The trustees have stipulated that prior to 1954 four of plaintiff’s employers qualified plaintiff for service credit. The proof reflects that he worked for those employers during 1939 through 1945, a total of seven years. He worked for Mutual during 1950 to 1953 inclusive. Mutual became a participating employer in 1961, and thus plaintiff qualified for these four years of service. Contrary to the trustees’ contention the break-in-service rule does not apply to service prior to 1954. Although the example in the brochure describes an employee who worked for a qualifying employer continuously, the plan itself does not impose such a requirement. Furthermore, the brochure states that nothing therein shall alter the terms of the plan. Since there is simply no provision in the plan that the break-in-service rule applies before 1954, we hold that the plaintiff must be given a past service pension credit for these 11 years.

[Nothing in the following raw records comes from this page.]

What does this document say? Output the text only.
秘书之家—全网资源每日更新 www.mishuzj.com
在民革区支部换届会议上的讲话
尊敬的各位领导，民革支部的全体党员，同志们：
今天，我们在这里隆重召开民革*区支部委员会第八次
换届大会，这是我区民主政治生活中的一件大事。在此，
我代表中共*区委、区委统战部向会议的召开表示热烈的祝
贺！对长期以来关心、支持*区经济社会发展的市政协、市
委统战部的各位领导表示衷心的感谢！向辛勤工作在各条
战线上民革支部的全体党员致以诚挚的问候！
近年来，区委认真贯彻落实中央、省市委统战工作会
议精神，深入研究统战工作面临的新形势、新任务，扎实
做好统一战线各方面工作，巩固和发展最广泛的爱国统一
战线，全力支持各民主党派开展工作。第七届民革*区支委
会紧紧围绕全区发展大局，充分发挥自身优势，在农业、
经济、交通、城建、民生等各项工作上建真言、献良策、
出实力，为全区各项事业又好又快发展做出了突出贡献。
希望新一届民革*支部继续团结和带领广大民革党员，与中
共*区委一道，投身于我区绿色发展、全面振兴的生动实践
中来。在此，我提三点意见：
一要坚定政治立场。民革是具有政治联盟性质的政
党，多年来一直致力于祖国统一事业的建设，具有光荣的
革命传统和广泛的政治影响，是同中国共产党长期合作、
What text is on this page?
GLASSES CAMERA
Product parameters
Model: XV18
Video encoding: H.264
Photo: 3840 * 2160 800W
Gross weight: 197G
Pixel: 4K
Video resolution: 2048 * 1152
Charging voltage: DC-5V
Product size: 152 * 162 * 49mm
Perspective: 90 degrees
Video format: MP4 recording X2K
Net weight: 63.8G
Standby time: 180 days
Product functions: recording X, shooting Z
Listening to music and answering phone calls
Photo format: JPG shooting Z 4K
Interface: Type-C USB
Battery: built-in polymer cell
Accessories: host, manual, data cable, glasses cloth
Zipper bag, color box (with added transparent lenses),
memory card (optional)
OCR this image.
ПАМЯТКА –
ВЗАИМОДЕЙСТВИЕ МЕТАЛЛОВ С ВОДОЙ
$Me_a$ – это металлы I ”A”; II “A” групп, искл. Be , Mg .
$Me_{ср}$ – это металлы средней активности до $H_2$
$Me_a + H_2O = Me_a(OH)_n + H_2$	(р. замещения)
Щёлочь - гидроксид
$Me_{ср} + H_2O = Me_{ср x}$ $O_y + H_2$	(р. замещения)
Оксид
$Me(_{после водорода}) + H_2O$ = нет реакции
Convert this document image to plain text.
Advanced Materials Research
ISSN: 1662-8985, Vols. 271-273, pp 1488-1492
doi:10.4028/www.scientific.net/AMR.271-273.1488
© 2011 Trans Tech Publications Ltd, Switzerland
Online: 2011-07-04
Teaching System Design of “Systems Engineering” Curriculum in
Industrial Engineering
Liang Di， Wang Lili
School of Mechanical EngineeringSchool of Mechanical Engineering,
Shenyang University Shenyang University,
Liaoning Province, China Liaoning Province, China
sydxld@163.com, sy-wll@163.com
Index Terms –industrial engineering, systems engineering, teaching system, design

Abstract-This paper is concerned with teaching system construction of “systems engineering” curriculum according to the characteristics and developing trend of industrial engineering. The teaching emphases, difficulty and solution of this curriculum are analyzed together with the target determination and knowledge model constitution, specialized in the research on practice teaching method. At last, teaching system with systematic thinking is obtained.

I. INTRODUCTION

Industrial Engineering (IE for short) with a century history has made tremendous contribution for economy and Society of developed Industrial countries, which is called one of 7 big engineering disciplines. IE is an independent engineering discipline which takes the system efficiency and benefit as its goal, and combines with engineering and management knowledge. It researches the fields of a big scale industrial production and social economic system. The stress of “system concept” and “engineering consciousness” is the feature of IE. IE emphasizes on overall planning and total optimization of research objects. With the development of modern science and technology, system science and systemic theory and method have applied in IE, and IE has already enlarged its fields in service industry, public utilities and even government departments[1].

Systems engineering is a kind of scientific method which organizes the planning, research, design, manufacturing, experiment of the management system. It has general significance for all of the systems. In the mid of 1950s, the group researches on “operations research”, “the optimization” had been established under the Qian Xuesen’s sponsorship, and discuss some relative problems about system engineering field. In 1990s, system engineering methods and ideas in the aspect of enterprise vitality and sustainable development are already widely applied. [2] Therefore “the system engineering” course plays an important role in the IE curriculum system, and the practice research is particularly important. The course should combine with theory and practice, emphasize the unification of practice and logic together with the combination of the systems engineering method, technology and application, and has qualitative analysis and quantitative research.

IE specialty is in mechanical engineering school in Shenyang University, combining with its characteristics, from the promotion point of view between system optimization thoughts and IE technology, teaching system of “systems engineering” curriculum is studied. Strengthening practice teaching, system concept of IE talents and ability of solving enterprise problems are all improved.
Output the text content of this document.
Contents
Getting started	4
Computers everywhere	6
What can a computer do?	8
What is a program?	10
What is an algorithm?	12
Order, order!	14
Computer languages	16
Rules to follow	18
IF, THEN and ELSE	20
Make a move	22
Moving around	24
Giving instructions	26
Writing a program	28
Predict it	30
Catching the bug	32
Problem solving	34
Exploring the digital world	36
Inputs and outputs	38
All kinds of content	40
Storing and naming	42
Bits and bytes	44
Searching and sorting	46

As we have found, the trustees arbitrarily credited the $1,000 paid on March 8, 1963 as a contribution to the plan for the year 1954. In Moglia (supra, p 114) the court noted that the illegal payments had been refunded to the employer but were declined. Here, a refund is not possible because the employer is bankrupt. The plan provides that "[a] member for whom Contributions are made by a Participating Employer shall be entitled to credit for participation in the Plan for all monies contributed on his behalf.” (Emphasis added.) The $1,000 payment here was made to an existing fund by a participating employer on behalf of its employees. A direction that the payment be applied as a credit for the employees of Mutual does not violate the spirit of section 302 of the Labor Management Relations Act or contribute to the abuses the *453section was designed to eliminate. Under these circumstances "there is no need to invoke the safeguards of this statute” (National Labor Relations Bd. v United Brotherhood of Carpenters & Joiners of Amer., Local No. 1913, AFL-CIO, 531 F2d 424, 427). We hold that plaintiff is thereby entitled to credit for participation in the plan for an additional year of service. We find that plaintiff’s credited service totals 29.4 years.

Accordingly, the judgment appealed from should be modified in accordance with this opinion and, as so modified, affirmed, with costs to plaintiff.

Dillon, P. J., Cardamone, Callahan and Wither, JJ., concur.

Judgment unanimously modified and, as modified, affirmed, with costs to plaintiff, in accordance with opinion by Schnepp, J.